[1] Genesis

Vai para coisa de 100 mil anos que o Criador, já sem paciência para a evolução das espécies, entendeu reunir de urgência com o Anjo Taxonomista (São Lineu de Toba) para decidirem semi-democraticamente se estava ou não na altura de avançar para o já planeado Processo de Inseminação Transcendente de Almas (PITA) com/em alguma das espécies existente.

Aparentemente os dinossauros tinham falhado redondamente nas componentes emocionais, o chimpazé não se revelara especialmente motivado fora do que o seu rabo pelado alcançasse, os australopitecos apresentaram-se incompetentes para arte em geral e o desenho em perspetiva em particular, o neanderdal fora uma desilusão a trabalhar com o polegar, mas o homo sapiens, mesmo não podendo ver um rabo de saias, parecia cumprir os mínimos.

São Lineu insistia em esperarem mais um pouco para ver se a seleção natural produzia algum milagre, mas Deus Nosso Senhor estava ansioso e com mais que fazer; com o tempo haveria de se ir compondo o que agora resultasse de alguma precipitação, tanto mais que a «cartada da Redenção ainda estava por jogar» ruminava-lhe o Espirito Santo (Íntima Pessoa de infinita paciência mas com combustão de curto pavio)
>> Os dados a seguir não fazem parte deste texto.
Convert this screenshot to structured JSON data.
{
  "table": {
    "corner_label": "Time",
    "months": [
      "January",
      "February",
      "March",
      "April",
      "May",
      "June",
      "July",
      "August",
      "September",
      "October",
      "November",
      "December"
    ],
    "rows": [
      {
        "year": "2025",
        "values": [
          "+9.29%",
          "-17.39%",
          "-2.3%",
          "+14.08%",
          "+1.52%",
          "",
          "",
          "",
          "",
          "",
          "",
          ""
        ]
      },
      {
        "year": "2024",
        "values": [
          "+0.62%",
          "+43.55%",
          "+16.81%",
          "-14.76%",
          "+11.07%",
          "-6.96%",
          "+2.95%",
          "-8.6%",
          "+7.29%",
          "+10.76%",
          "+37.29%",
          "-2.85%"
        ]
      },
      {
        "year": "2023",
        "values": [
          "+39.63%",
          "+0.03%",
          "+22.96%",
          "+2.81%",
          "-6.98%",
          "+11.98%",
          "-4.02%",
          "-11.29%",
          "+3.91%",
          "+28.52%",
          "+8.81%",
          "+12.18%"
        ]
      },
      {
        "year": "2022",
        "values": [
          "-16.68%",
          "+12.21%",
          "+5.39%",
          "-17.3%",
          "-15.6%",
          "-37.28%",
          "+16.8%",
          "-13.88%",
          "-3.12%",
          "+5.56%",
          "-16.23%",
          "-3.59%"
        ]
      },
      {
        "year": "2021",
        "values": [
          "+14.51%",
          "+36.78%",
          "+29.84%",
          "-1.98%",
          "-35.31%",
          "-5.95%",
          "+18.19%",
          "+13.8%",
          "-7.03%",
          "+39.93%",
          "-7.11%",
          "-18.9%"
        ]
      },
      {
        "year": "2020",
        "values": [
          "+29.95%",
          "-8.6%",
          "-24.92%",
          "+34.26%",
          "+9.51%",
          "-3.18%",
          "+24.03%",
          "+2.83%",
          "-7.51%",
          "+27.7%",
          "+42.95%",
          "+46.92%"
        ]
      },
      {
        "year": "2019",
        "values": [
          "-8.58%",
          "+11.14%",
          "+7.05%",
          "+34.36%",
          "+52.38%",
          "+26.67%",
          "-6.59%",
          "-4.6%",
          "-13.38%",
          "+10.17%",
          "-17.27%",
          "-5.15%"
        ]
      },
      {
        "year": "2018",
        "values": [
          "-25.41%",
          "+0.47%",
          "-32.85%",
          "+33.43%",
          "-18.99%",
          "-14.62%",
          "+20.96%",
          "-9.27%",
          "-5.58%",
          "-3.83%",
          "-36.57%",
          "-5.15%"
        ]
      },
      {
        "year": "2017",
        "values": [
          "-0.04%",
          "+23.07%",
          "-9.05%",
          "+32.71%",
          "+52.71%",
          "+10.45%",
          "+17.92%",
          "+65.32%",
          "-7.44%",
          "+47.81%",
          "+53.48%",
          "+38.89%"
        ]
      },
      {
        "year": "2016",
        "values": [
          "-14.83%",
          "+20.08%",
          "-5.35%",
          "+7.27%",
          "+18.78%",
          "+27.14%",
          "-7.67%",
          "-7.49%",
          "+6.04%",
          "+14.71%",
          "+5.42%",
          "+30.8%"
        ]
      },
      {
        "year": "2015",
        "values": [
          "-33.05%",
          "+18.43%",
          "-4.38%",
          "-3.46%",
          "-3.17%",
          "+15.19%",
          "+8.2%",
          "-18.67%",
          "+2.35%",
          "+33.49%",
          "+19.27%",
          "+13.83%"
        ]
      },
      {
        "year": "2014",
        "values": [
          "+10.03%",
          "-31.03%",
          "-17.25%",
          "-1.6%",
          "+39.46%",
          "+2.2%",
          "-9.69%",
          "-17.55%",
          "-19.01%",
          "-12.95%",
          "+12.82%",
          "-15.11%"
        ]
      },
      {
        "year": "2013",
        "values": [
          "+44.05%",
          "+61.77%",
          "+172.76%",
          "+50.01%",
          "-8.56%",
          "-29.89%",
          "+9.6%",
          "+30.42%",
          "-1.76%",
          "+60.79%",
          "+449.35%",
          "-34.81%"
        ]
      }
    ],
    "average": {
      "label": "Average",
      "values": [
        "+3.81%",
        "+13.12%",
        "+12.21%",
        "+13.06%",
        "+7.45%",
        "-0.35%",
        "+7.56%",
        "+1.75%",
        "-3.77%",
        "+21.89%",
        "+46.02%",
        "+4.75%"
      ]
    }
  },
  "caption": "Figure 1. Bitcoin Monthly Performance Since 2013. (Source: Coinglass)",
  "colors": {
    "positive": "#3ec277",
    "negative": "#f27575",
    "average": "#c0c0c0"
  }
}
Foi escolhido rapidamente um exemplar que se dedicava a descascar pistachios ali para o lado da Suméria e que rapidamente – potenciado por uma alma de encomenda e ainda fresquinha - se começou a destacar dos primos face a uma sensibilidade nunca vista para as manifestações mais parvas da natureza, desde o pôr-do-sol ao orvalho matinal, passando pela maçã reineta e as gajas.

Já não havia hipótese de voltar atrás, Lucifer e a sua Corte estavam à espreita de deslizes com olhar maroto, e agora era tentar ir aperfeiçoando a coisa, mais dilúvio menos dilúvio, mais sodoma menos sodoma, mais Lenine menos Lenine.

A maior parte das vicissitudes – nome técnico usado no Paraíso para merdas - da nova espécie estavam mais ou menos previstas no Manual da PITA, e São Lineu foi acompanhando a operação com zelo e pragmatismo. Assim, quando Abraão aparece no cimo do monte pronto a dar uma arrochada no puto o Altíssimo intervém célere e manda-o seguir com a marinha, um dia no olival e outro na vinha (versão agrária de um dia com a noiva outro com a vizinha - porque isto das tribos é bonito mas dá muito trabalho)

Já se sabia que a Inseminação Transcendente de Almas era um processo que apresentava uma vertente mimética bastante acentuada e assim o homem haveria de evoluir para uma, digamos, condição política (como se sabe hoje, no Céu, onde a ciência e a arte são desnecessárias, tudo é politica).

Uma coisa era certa desde o início, Deus Nosso Senhor teria de cá vir porque não se fazem coligações sem ovos. Mas primeiro há que dar lugar aos profetas porque «se já se gastou o dinheiro com eles temos que lhes dar alguma coisa para fazer» avisou Lineu, que era bom Anjo mas sofria de espandilose e era alérgico a pistachio.